Small Emissivity of Atmosphere with CO2

This is a continuation of the previous post Emissivity of the Atmosphere? asking the question of the emissivity of the atmosphere around wave number 667 where the trace gas CO2 is resonant while the main gases O2 and N2 are not resonant (assuming no water vapor).

We consider a model of the atmosphere as two damped oscillators here coupled in series with for simplicity acoustic damping, one with big mass M and velocity V representing O2 and N2, and one with small mass m and velocity v representing the trace gas CO2, both subject to the forcing F.

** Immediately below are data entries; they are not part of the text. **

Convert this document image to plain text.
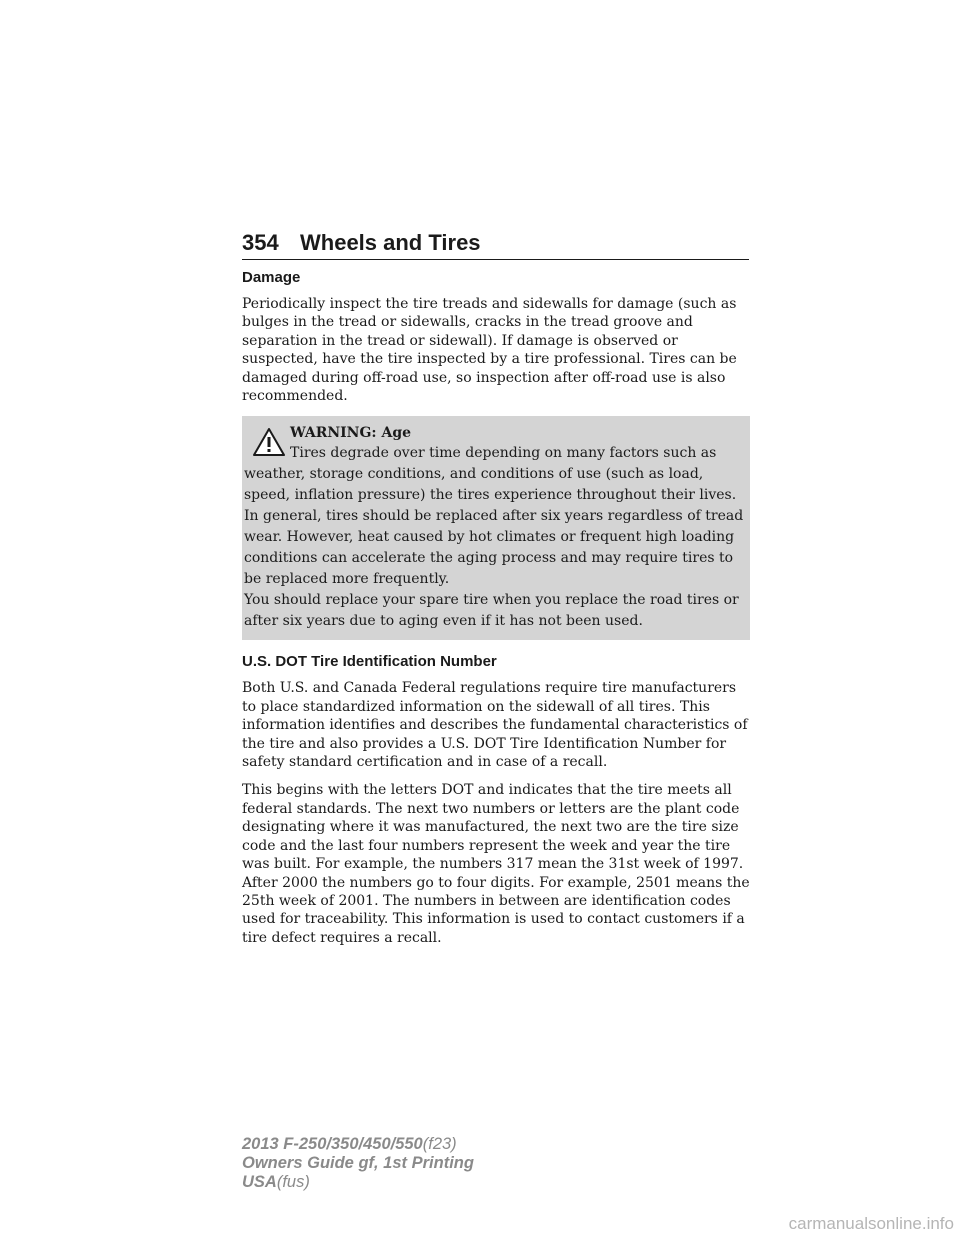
354 Wheels and Tires
Damage

Periodically inspect the tire treads and sidewalls for damage (such as bulges in the tread or sidewalls, cracks in the tread groove and separation in the tread or sidewall). If damage is observed or suspected, have the tire inspected by a tire professional. Tires can be damaged during off-road use, so inspection after off-road use is also recommended.

WARNING: Age

Tires degrade over time depending on many factors such as weather, storage conditions, and conditions of use (such as load, speed, inflation pressure) the tires experience throughout their lives.

In general, tires should be replaced after six years regardless of tread wear. However, heat caused by hot climates or frequent high loading conditions can accelerate the aging process and may require tires to be replaced more frequently.

You should replace your spare tire when you replace the road tires or after six years due to aging even if it has not been used.

U.S. DOT Tire Identification Number

Both U.S. and Canada Federal regulations require tire manufacturers to place standardized information on the sidewall of all tires. This information identifies and describes the fundamental characteristics of the tire and also provides a U.S. DOT Tire Identification Number for safety standard certification and in case of a recall.

This begins with the letters DOT and indicates that the tire meets all federal standards. The next two numbers or letters are the plant code designating where it was manufactured, the next two are the tire size code and the last four numbers represent the week and year the tire was built. For example, the numbers 317 mean the 31st week of 1997. After 2000 the numbers go to four digits. For example, 2501 means the 25th week of 2001. The numbers in between are identification codes used for traceability. This information is used to contact customers if a tire defect requires a recall.

2013 F-250/350/450/550(f23)
Owners Guide gf, 1st Printing
USA(fus)
carmanualsonline.info
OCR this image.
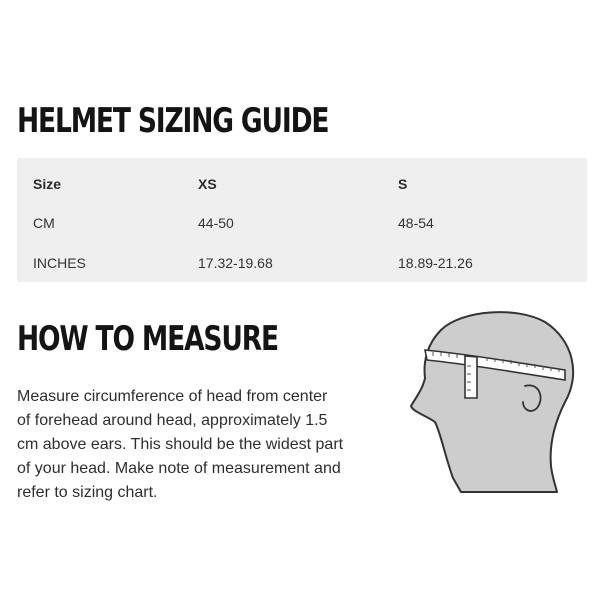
HELMET SIZING GUIDE
Size	XS	S
CM	44-50	48-54
INCHES	17.32-19.68	18.89-21.26
HOW TO MEASURE

Measure circumference of head from center
of forehead around head, approximately 1.5
cm above ears. This should be the widest part
of your head. Make note of measurement and
refer to sizing chart.
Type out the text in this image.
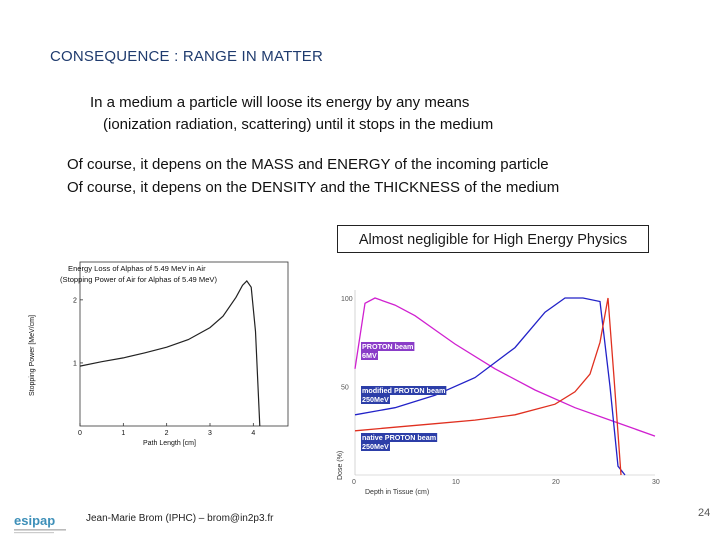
CONSEQUENCE : RANGE IN MATTER
In a medium a particle will loose its energy by any means
(ionization radiation, scattering) until it stops in the medium
Of course, it depens on the MASS and ENERGY of the incoming particle
Of course, it depens on the DENSITY and the THICKNESS of the medium
Almost negligible for High Energy Physics
0	1	2	3	4
1
2
Energy Loss of Alphas of 5.49 MeV in Air
(Stopping Power of Air for Alphas of 5.49 MeV)
Path Length [cm]
Stopping Power [MeV/cm]
0	10	20	30
100
50
PROTON beam
6MV
modified PROTON beam
250MeV
native PROTON beam
250MeV
Depth in Tissue (cm)
Dose (%)
esipap	Jean-Marie Brom (IPHC) – brom@in2p3.fr	24
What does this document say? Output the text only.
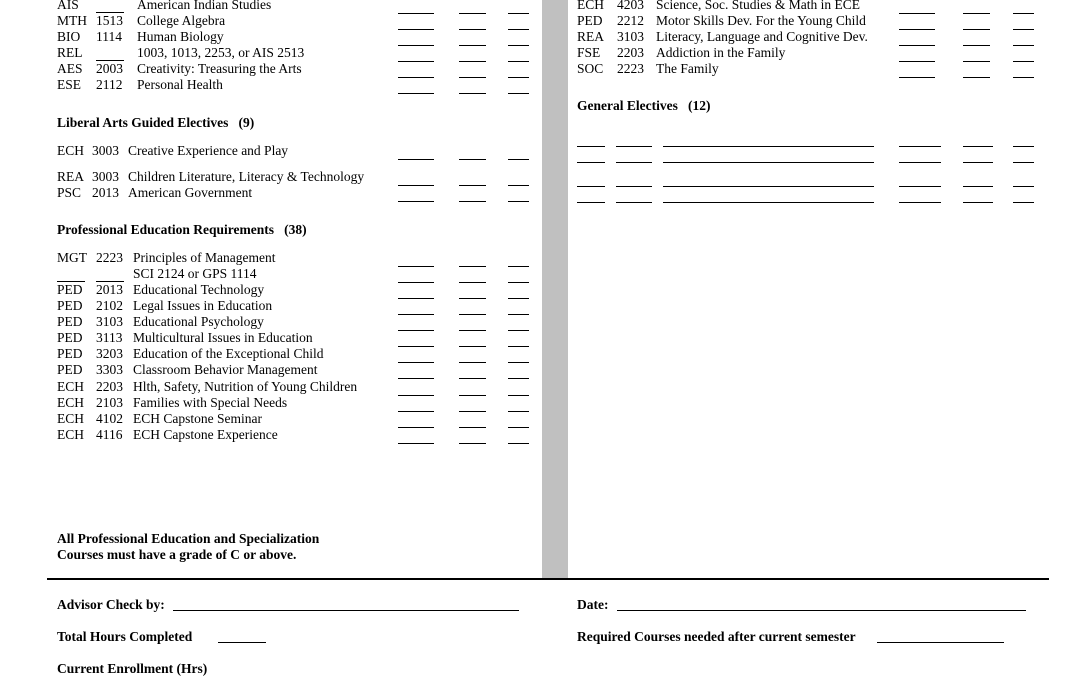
AIS	American Indian Studies
MTH 1513 College Algebra
BIO 1114 Human Biology
REL	1003, 1013, 2253, or AIS 2513
AES 2003 Creativity: Treasuring the Arts
ESE 2112 Personal Health
Liberal Arts Guided Electives (9)
ECH 3003 Creative Experience and Play
REA 3003 Children Literature, Literacy & Technology
PSC 2013 American Government
Professional Education Requirements (38)
MGT 2223 Principles of Management
SCI 2124 or GPS 1114
PED 2013 Educational Technology
PED 2102 Legal Issues in Education
PED 3103 Educational Psychology
PED 3113 Multicultural Issues in Education
PED 3203 Education of the Exceptional Child
PED 3303 Classroom Behavior Management
ECH 2203 Hlth, Safety, Nutrition of Young Children
ECH 2103 Families with Special Needs
ECH 4102 ECH Capstone Seminar
ECH 4116 ECH Capstone Experience
All Professional Education and Specialization
Courses must have a grade of C or above.
ECH 4203 Science, Soc. Studies & Math in ECE
PED 2212 Motor Skills Dev. For the Young Child
REA 3103 Literacy, Language and Cognitive Dev.
FSE 2203 Addiction in the Family
SOC 2223 The Family
General Electives (12)
Advisor Check by:	Date:
Total Hours Completed	Required Courses needed after current semester
Current Enrollment (Hrs)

The analysis of Computational Blackbody Radiation shows that the emission E of the system as the energy consumed by the damping, is given as

• E = d v^2 + D^2 V^2 with dv^2 = D^2V^2 = F^2   

while the temperature T as the total kinetic energy (x 2) is given by

• T = mv^2 + MV^2. 

We compute assuming m << M so that T ~ MV^2 

• E ~ 2 x D^2/M x T

with thus a coefficient of emissivity 

• epsilon = 2 x D^2/M 

to be compared with the coefficient d/m in case only the small (resonant) oscillator is present. 

The emissivity of the system may thus be much smaller than that of the resonant oscillator, if the resonant oscillator has a small mass compared to the system mass. The reason is the presence of the factor D^2 in the non-resonant case to be compared with the factor d in the resonant case, expressing the essence of the analysis.

In other words, we have in a simple model discovered small emissivity of the system compared with the (maximal) emissivity of the small resonant component, that is small atmospheric emissivity by the presence of the resonant trace gas CO2.